Introduced by Rep. Mitch Greenlick and supported by the Center for Inquiry, House Bill 3483 would add organizations “whose members subscribe to secular values, beliefs and practices” to the list of those currently authorized to officially solemnize marriages in the state. This would mean that nonreligious Oregonians, or anyone who does not wish to have their marriage officiated by clergy or a government functionary, will have the option of being married by a Secular Celebrant, such as those trained and certified by CFI.

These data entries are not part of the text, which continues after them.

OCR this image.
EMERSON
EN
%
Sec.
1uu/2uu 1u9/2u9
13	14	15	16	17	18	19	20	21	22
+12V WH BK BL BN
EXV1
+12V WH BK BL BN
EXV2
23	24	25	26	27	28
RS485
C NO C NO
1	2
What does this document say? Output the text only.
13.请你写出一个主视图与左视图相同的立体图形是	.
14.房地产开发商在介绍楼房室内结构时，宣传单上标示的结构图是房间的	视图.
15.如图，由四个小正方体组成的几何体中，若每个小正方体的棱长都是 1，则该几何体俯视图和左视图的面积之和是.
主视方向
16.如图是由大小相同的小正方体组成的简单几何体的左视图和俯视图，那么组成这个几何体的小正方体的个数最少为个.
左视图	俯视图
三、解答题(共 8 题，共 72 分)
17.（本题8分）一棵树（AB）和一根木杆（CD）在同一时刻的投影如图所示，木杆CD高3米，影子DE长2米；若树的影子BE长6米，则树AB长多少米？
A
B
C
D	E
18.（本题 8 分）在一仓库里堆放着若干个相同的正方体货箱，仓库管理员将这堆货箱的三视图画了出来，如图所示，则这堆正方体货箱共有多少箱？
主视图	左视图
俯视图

“This is a real victory for Oregonians of all persuasions—whether religious or nonreligious—who believe in equal treatment under the law,” said Brian Harvey, executive director of CFI-Portland, a branch of the Center for Inquiry. “The people of Oregon who are living fulfilling, ethical lives without religion deserve the same rights as those who are religious. This includes the right to have their marriages solemnized by someone who shares their life stance. No one would deny a religious couple’s right to be married by a representative of their worldview, and we who hold dear the principles of science and reason ask for nothing more and nothing less.”
Added Harvey, “We trust that the Senate and governor will show the same wisdom exemplified today by these 35 legislators in the House, and make this bill the law of the land.”
If the Senate passes it, the governor is likely to sign it. We’re working on getting a similar bill here in Michigan, but we aren’t nearly so far along in the process.